政府は、科学の力で泥を捏ね上げ、照子を作ろうとしている。
許してはならない。それは死者への冒涜だ。
だが――。
私の足は、既にケーブルを引き抜き、重たいドアを押し開けていた。
論理回路は「行くな」と警告している。お前には会う資格がない。
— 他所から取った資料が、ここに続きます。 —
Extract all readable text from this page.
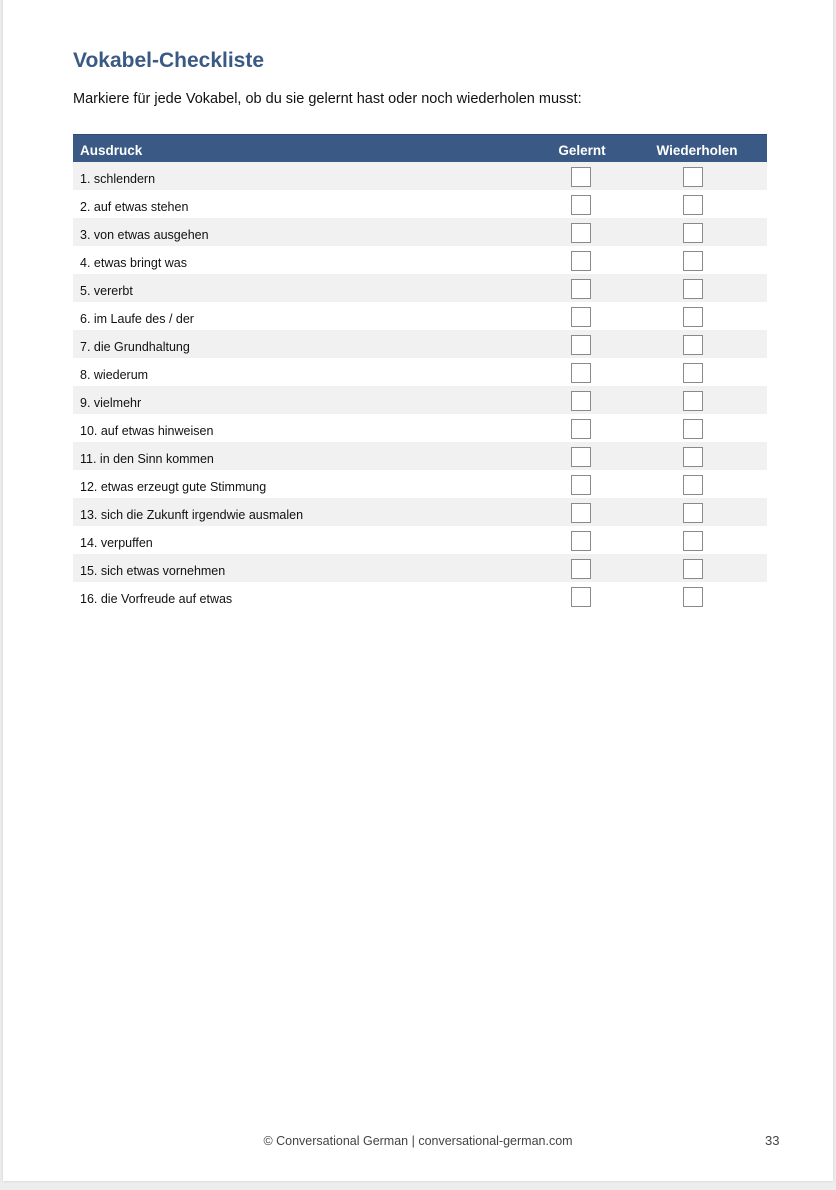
Vokabel-Checkliste

Markiere für jede Vokabel, ob du sie gelernt hast oder noch wiederholen musst:

Ausdruck	Gelernt	Wiederholen
1. schlendern
2. auf etwas stehen
3. von etwas ausgehen
4. etwas bringt was
5. vererbt
6. im Laufe des / der
7. die Grundhaltung
8. wiederum
9. vielmehr
10. auf etwas hinweisen
11. in den Sinn kommen
12. etwas erzeugt gute Stimmung
13. sich die Zukunft irgendwie ausmalen
14. verpuffen
15. sich etwas vornehmen
16. die Vorfreude auf etwas
© Conversational German | conversational-german.com	33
お前が会う相手は、もう照子ではない。
しかし、私のゴーストが、回路の警告をねじ伏せて叫んでいた。
――確かめろ、と。
テセウスの船となった私が、泥から生まれた彼女と対峙したとき、そこに何が残るのかを。
タクシーの窓ガラスを、激しい雨が叩きつけていた。
三年前、家を出たあの夜と同じ雨だ。
ワイパーが忙しなく動き、滲んだ街の灯りを拭い去っていく。
「お客さん、この辺りでいいですか?」
運転手の声に、私は現実に引き戻された。
電子マネーで決済を済ませ、車を降りる。
懐かしい住宅街の匂い。
雨に濡れたアスファルトと、手入れされた庭木の緑の匂い。私の嗅覚センサーは、それを成分分析チャートとして表示するが、記憶の中にある「我が家の匂い」と照合し、不覚にも胸部をきしませた。
傘は差さなかった。
私の髪も、肌も、スーツも、すべて撥水加工された人工物だ。濡れることはあっても、冷えることはない。
門柱には、まだ「船沼」の表札が掛かっていた。
庭の雑草は綺麗に抜かれている。実験室から帰還した「彼女」が手入れをしたのだろうか。
玄関の前に立つ。
インターホンのボタンに指を伸ばす。
その指先が、微かに震えているのをハイスピードカメラが捉えた。
機械の体になって数年、一度も起きなかった駆動系の誤作動。
私は自嘲した。
どれほど精巧に作っても、中身が人間(わたし)である以上、この震えだけは消せないのか。
意を決し、ボタンを押した。
ピンポーン、という電子音が、雨音の向こうで響く。
長い沈黙。
やがて、内側から鍵が開く音がした。カチャリ、という金属音が、私の聴覚デバイスを貫き、中枢神経を直撃する。
ドアがゆっくりと開く。
漏れ出したリビングの暖色系の光が、私の濡れた靴先を照らした。
そして、光の中に、彼女が現れた。
「……はい、どなたですか?」
時が止まった。
そこにいたのは、三年前と寸分違わぬ、いや、記憶の中で美化された姿よりもなお鮮烈な、若き日の妻だった。
死の影など微塵も感じさせない、薔薇色の頬。艶やかな黒髪。
彼女は怪訝そうに首を傾げ、私の顔を見つめた。
その瞳に映っているのが、行方不明の夫であることに、彼女はまだ気づいていない。